/laravel-api-crawler

WIP: A crawler that accesses pages directly using the the HTTP Kernel

Primary LanguagePHP

Laravel Kernel Crawler

This package gives you a local site crawler based on a Laravel LazyCollection. Each request goes directly through the local HTTPKernel, so it doesn't generate web server requests.

2 examples of you might need this is for warming your site's cache, and generating a sitemap.

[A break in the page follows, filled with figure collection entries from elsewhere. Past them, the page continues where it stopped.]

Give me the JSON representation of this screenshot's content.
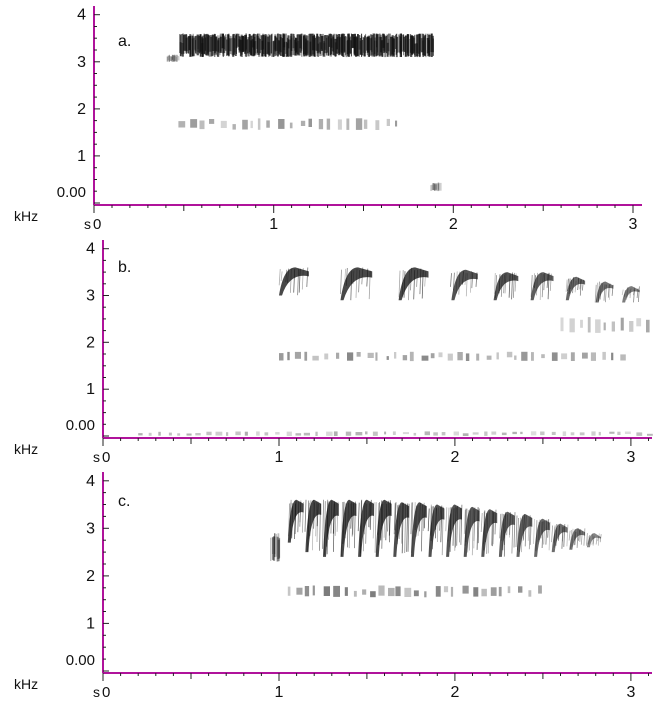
{
  "chart_data": [
    {
      "type": "heatmap",
      "panel_label": "a.",
      "y_unit": "kHz",
      "x_unit": "s",
      "y_zero_label": "0.00",
      "x_zero_label": "0",
      "y_ticks": [
        "1",
        "2",
        "3",
        "4"
      ],
      "x_ticks": [
        "1",
        "2",
        "3"
      ],
      "xlim": [
        0,
        3.05
      ],
      "ylim": [
        0,
        4.1
      ],
      "colors": {
        "axis": "#b0139b",
        "zero_label": "#1f2ad8",
        "ink": "#111111"
      },
      "bands": [
        {
          "t_start": 0.47,
          "t_end": 1.88,
          "f_low": 3.1,
          "f_high": 3.6,
          "intensity": 0.85,
          "kind": "dense"
        },
        {
          "t_start": 0.4,
          "t_end": 0.46,
          "f_low": 3.0,
          "f_high": 3.15,
          "intensity": 0.4,
          "kind": "dense"
        },
        {
          "t_start": 0.47,
          "t_end": 1.72,
          "f_low": 1.55,
          "f_high": 1.8,
          "intensity": 0.45,
          "kind": "dashed"
        },
        {
          "t_start": 1.87,
          "t_end": 1.92,
          "f_low": 0.25,
          "f_high": 0.45,
          "intensity": 0.3,
          "kind": "dense"
        }
      ]
    },
    {
      "type": "heatmap",
      "panel_label": "b.",
      "y_unit": "kHz",
      "x_unit": "s",
      "y_zero_label": "0.00",
      "x_zero_label": "0",
      "y_ticks": [
        "1",
        "2",
        "3",
        "4"
      ],
      "x_ticks": [
        "1",
        "2",
        "3"
      ],
      "xlim": [
        0,
        3.12
      ],
      "ylim": [
        0,
        4.1
      ],
      "colors": {
        "axis": "#b0139b",
        "zero_label": "#1f2ad8",
        "ink": "#111111"
      },
      "syllables": [
        {
          "t": 1.0,
          "f_low": 3.0,
          "f_high": 3.6,
          "width": 0.17,
          "intensity": 0.9
        },
        {
          "t": 1.35,
          "f_low": 2.9,
          "f_high": 3.6,
          "width": 0.18,
          "intensity": 0.9
        },
        {
          "t": 1.68,
          "f_low": 2.9,
          "f_high": 3.6,
          "width": 0.17,
          "intensity": 0.9
        },
        {
          "t": 1.98,
          "f_low": 2.9,
          "f_high": 3.55,
          "width": 0.15,
          "intensity": 0.85
        },
        {
          "t": 2.22,
          "f_low": 2.9,
          "f_high": 3.5,
          "width": 0.14,
          "intensity": 0.85
        },
        {
          "t": 2.43,
          "f_low": 2.9,
          "f_high": 3.5,
          "width": 0.13,
          "intensity": 0.8
        },
        {
          "t": 2.63,
          "f_low": 2.9,
          "f_high": 3.4,
          "width": 0.11,
          "intensity": 0.75
        },
        {
          "t": 2.8,
          "f_low": 2.85,
          "f_high": 3.3,
          "width": 0.1,
          "intensity": 0.7
        },
        {
          "t": 2.95,
          "f_low": 2.85,
          "f_high": 3.2,
          "width": 0.1,
          "intensity": 0.65
        }
      ],
      "bands": [
        {
          "t_start": 1.0,
          "t_end": 2.95,
          "f_low": 1.6,
          "f_high": 1.8,
          "intensity": 0.5,
          "kind": "dashed"
        },
        {
          "t_start": 2.6,
          "t_end": 3.12,
          "f_low": 2.2,
          "f_high": 2.55,
          "intensity": 0.4,
          "kind": "dashed"
        },
        {
          "t_start": 0.2,
          "t_end": 3.12,
          "f_low": 0.0,
          "f_high": 0.1,
          "intensity": 0.35,
          "kind": "dashed"
        }
      ]
    },
    {
      "type": "heatmap",
      "panel_label": "c.",
      "y_unit": "kHz",
      "x_unit": "s",
      "y_zero_label": "0.00",
      "x_zero_label": "0",
      "y_ticks": [
        "1",
        "2",
        "3",
        "4"
      ],
      "x_ticks": [
        "1",
        "2",
        "3"
      ],
      "xlim": [
        0,
        3.12
      ],
      "ylim": [
        0,
        4.1
      ],
      "colors": {
        "axis": "#b0139b",
        "zero_label": "#1f2ad8",
        "ink": "#111111"
      },
      "syllables": [
        {
          "t": 1.05,
          "f_low": 2.7,
          "f_high": 3.6,
          "width": 0.09,
          "intensity": 0.9
        },
        {
          "t": 1.15,
          "f_low": 2.5,
          "f_high": 3.6,
          "width": 0.09,
          "intensity": 0.9
        },
        {
          "t": 1.25,
          "f_low": 2.4,
          "f_high": 3.6,
          "width": 0.09,
          "intensity": 0.9
        },
        {
          "t": 1.35,
          "f_low": 2.4,
          "f_high": 3.6,
          "width": 0.09,
          "intensity": 0.9
        },
        {
          "t": 1.45,
          "f_low": 2.4,
          "f_high": 3.6,
          "width": 0.09,
          "intensity": 0.9
        },
        {
          "t": 1.55,
          "f_low": 2.4,
          "f_high": 3.6,
          "width": 0.09,
          "intensity": 0.9
        },
        {
          "t": 1.65,
          "f_low": 2.4,
          "f_high": 3.55,
          "width": 0.09,
          "intensity": 0.88
        },
        {
          "t": 1.75,
          "f_low": 2.4,
          "f_high": 3.55,
          "width": 0.09,
          "intensity": 0.88
        },
        {
          "t": 1.85,
          "f_low": 2.4,
          "f_high": 3.5,
          "width": 0.09,
          "intensity": 0.86
        },
        {
          "t": 1.95,
          "f_low": 2.4,
          "f_high": 3.5,
          "width": 0.09,
          "intensity": 0.85
        },
        {
          "t": 2.05,
          "f_low": 2.4,
          "f_high": 3.45,
          "width": 0.09,
          "intensity": 0.84
        },
        {
          "t": 2.15,
          "f_low": 2.4,
          "f_high": 3.4,
          "width": 0.09,
          "intensity": 0.82
        },
        {
          "t": 2.25,
          "f_low": 2.4,
          "f_high": 3.35,
          "width": 0.09,
          "intensity": 0.8
        },
        {
          "t": 2.35,
          "f_low": 2.4,
          "f_high": 3.3,
          "width": 0.09,
          "intensity": 0.78
        },
        {
          "t": 2.45,
          "f_low": 2.4,
          "f_high": 3.2,
          "width": 0.09,
          "intensity": 0.75
        },
        {
          "t": 2.55,
          "f_low": 2.5,
          "f_high": 3.1,
          "width": 0.09,
          "intensity": 0.72
        },
        {
          "t": 2.65,
          "f_low": 2.55,
          "f_high": 3.0,
          "width": 0.09,
          "intensity": 0.68
        },
        {
          "t": 2.75,
          "f_low": 2.6,
          "f_high": 2.9,
          "width": 0.08,
          "intensity": 0.6
        }
      ],
      "bands": [
        {
          "t_start": 1.05,
          "t_end": 2.5,
          "f_low": 1.55,
          "f_high": 1.8,
          "intensity": 0.55,
          "kind": "dashed"
        },
        {
          "t_start": 0.95,
          "t_end": 1.0,
          "f_low": 2.3,
          "f_high": 2.9,
          "intensity": 0.5,
          "kind": "dense"
        }
      ]
    }
  ]
}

This package offers commands for both of these.

It's currently compatible with Laravel 8.0+

Installation

Installation instructions coming once this package is on Packagist.

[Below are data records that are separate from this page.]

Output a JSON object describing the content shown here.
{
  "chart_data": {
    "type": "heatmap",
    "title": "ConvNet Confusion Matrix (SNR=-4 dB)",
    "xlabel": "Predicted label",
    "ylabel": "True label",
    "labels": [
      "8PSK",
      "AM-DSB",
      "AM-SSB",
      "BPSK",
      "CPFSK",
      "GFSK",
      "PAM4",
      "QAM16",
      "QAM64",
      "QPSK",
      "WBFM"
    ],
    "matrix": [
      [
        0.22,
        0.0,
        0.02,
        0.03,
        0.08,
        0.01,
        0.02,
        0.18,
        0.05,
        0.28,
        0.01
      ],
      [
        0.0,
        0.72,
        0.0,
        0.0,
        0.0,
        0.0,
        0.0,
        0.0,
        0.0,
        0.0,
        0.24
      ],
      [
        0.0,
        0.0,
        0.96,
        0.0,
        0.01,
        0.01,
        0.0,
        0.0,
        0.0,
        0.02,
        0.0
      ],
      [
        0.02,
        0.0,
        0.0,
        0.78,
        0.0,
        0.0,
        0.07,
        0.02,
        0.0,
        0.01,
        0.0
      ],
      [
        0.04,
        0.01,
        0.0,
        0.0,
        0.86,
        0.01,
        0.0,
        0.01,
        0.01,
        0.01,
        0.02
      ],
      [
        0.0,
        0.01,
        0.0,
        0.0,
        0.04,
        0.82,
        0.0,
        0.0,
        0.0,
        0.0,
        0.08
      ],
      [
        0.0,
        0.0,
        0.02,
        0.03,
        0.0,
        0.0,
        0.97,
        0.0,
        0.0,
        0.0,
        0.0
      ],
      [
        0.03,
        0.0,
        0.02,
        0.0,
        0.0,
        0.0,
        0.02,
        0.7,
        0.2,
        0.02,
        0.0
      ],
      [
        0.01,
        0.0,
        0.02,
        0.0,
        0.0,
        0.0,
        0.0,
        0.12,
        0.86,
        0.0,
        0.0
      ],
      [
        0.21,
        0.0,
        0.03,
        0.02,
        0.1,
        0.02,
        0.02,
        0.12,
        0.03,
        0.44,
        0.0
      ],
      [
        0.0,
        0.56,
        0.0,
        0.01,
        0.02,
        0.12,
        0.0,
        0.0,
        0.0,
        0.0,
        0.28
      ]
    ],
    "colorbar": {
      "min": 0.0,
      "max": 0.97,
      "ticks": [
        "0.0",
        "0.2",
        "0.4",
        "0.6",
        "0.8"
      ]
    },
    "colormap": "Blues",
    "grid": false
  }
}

To publish the configuration files, use:

php artisan vendor:publish --provider="SiteOrigin\APICrawler\CrawlerServiceProvider" --tag="config"

Usage

Here's a very basic use example:

use SiteOrigin\APICrawler\Crawler;
use SiteOrigin\APICrawler\Exchange;


$crawler = new Crawler();
$crawler->each(function(Exchange $ex){
	// $ex->request is an Illuminate\Http\Request object
	$ex->request->url();
	// $ex->response is an Illuminate\Http\Response object
	$ex->response->getContent()
});

After creating a Crawler, you can use all of the Laravel LazyCollection functions. This offers a collection of Exchange objects.

Warming Cache

If all you need to do is generate dummy requests to each public URL on your site, then you can use php arisan crawler:start. This is useful if you want to warm the cache for all public URLs on your site.

Generating a Sitemap

This package offers the command php artisan crawler:sitemap to generate the sitemap. You can configure your sitemap using the crawler.php configuration file. See the Installation section for instructions on publishing this config file.